There was, in the insurer's file, a memo that said:

"I called the claimant and he did not accept our offer and said that he was going to get an attorney. I hope he re-considers because he lives in Portugal and he will have to go back to Canada to get an attorney and this whole  process is going to take years to settle.  Here we go CANADA!!!!!"

In their reasons the Court alluded to the fact that insurance iindustry practice of not paying disability benefits is all to common, and only a few people have the ability to fight the insurance companies, wondering how many others there are out there. The Court  said:

197     The goal of punitive damages is deterrence. Insurers must discontinue exploiting the vulnerability of insureds in times of disaster. The court must also consider the fact that previous awards such as $60,000 in Sarchukand  and $1,000,000 in Whiten appear to have done little or nothing to deter insurance companies from their actions.
 
208     The words of Binnie J. quoted previously in the Whiten case at para. 131 are most appropriate and a perfect summation of the actions of Zurich wherein he states at paragraph 131 The respondent also argues that at the end of the day, it did not profit financially from its misbehaviour. This may also be true, but if so, that result was not for want of trying.

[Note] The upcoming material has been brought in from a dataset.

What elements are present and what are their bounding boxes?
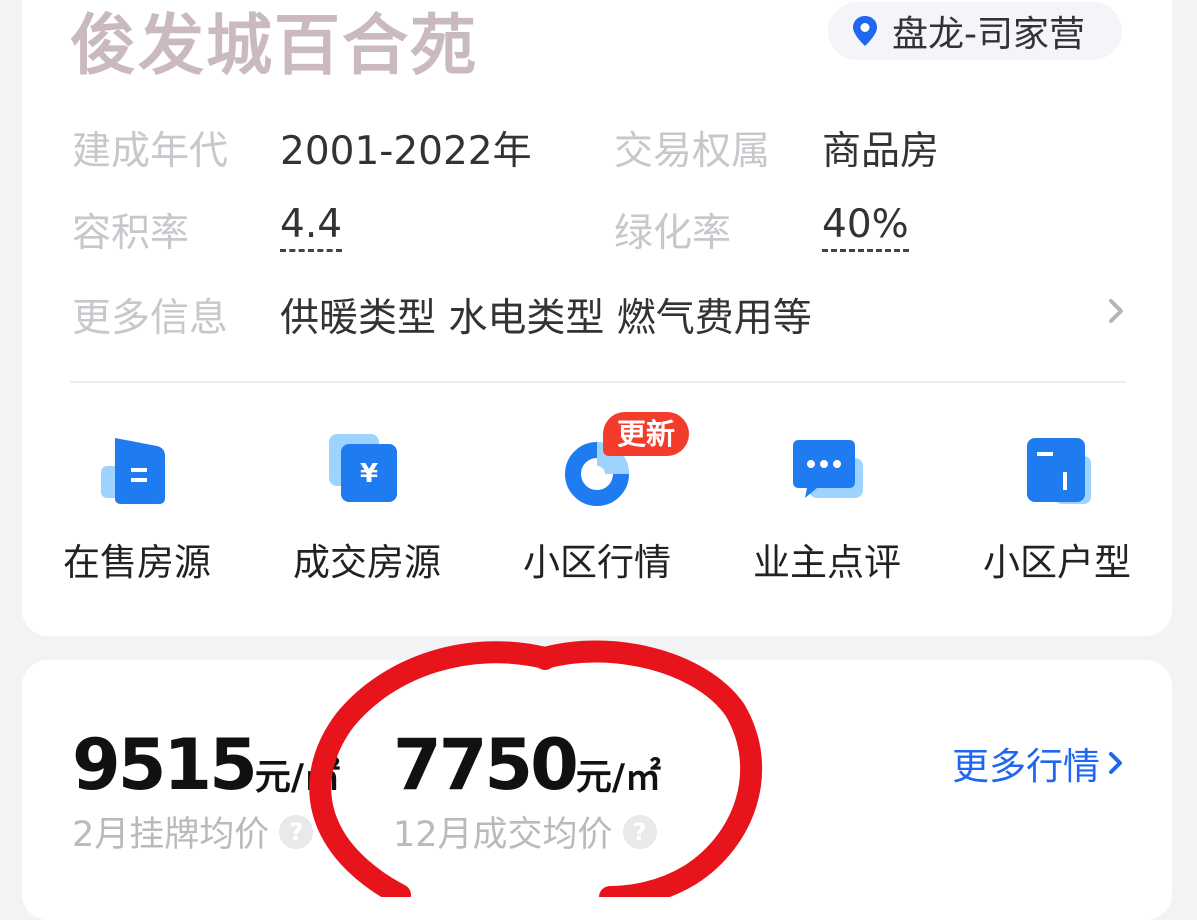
red-annotation-circle <box>309 640 763 897</box>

The respondent clearly hoped to starve the appellant into a cheap settlement. ... That it failed to do so is due in no small part to appellant's counsel who took a hotly contested claim into an eight-week jury trial on behalf of a client who was effectively without resources of  her own; and who obviously could have been starved into submission but for his firm's intervention on her behalf.
 
215     Although Canadian courts may have believed that the $1 million award in the Whiten case would catch the attention of the insurance industry and the court's disapproval of such actions, it is apparent that the $1 million was not  sufficient. These decisions were rendered during the same time period that AIG and Zurich were continuing their pattern of aggressive non-activity on the claim of Branco.

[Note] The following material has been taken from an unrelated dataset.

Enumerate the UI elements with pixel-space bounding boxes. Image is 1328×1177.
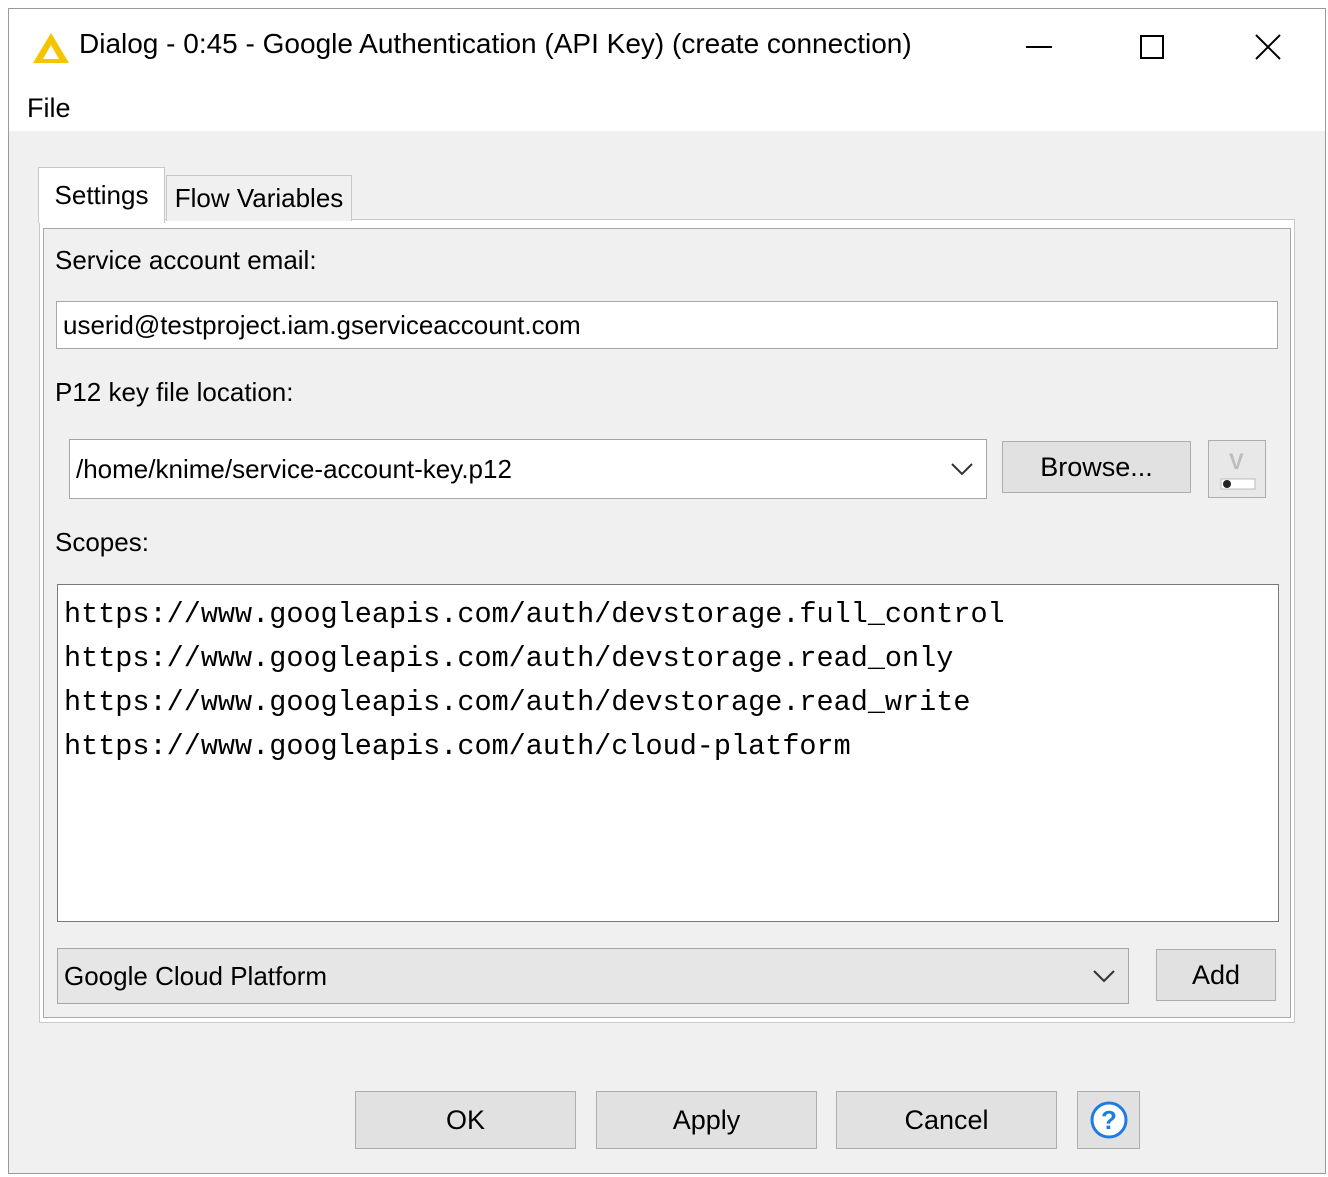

216     The court is cognizant of the fact that a punitive damages award of $3 million may not be particularly significant to the financial bottom line of a successful worldwide insurance company. It is hoped that this award will gain the attention of the insurance industry. The industry must recognize the destruction and devastation that their actions cause in failing to honour their contractual policy commitments to the individuals insured.
 
217     Both AIG and Zurich failed to deal with Branco's claim in good faith. Each tried to take advantage of Branco's economic vulnerability to gain leverage in negotiating a settlement. The fact that Branco was able to continue to withstand this pressure for so many years from two different fronts is truly remarkable and almost superhuman, even though his resistence may have resulted in irreparable mental distress which may last for the remainder of his lifetime.

218     The court has grave concerns as to how often this type of action occurs in dealing with insurance claims. The court is only cognizant of the cases such as Sarchuk, Whiten and Branco which come before them. If Whiten (in the Whiten case) and Branco, in this case, had not been able to withstand the unbelievable pressure to settle on the terms and conditions originally offered these cases would not have received the attention of the courts either. The question  remains: how many individuals have been unable to withstand the financial and psychological pressure of these tactics?

219     The court has earlier quoted extensively from the decision of Binnie J. in the Whiten decision. It is noted that the discussion of the Whiten circumstances and his eloquent statements show an eerily stark similarity to the  current situation but to a much lesser degree and over a shorter period of time than the Branco situation.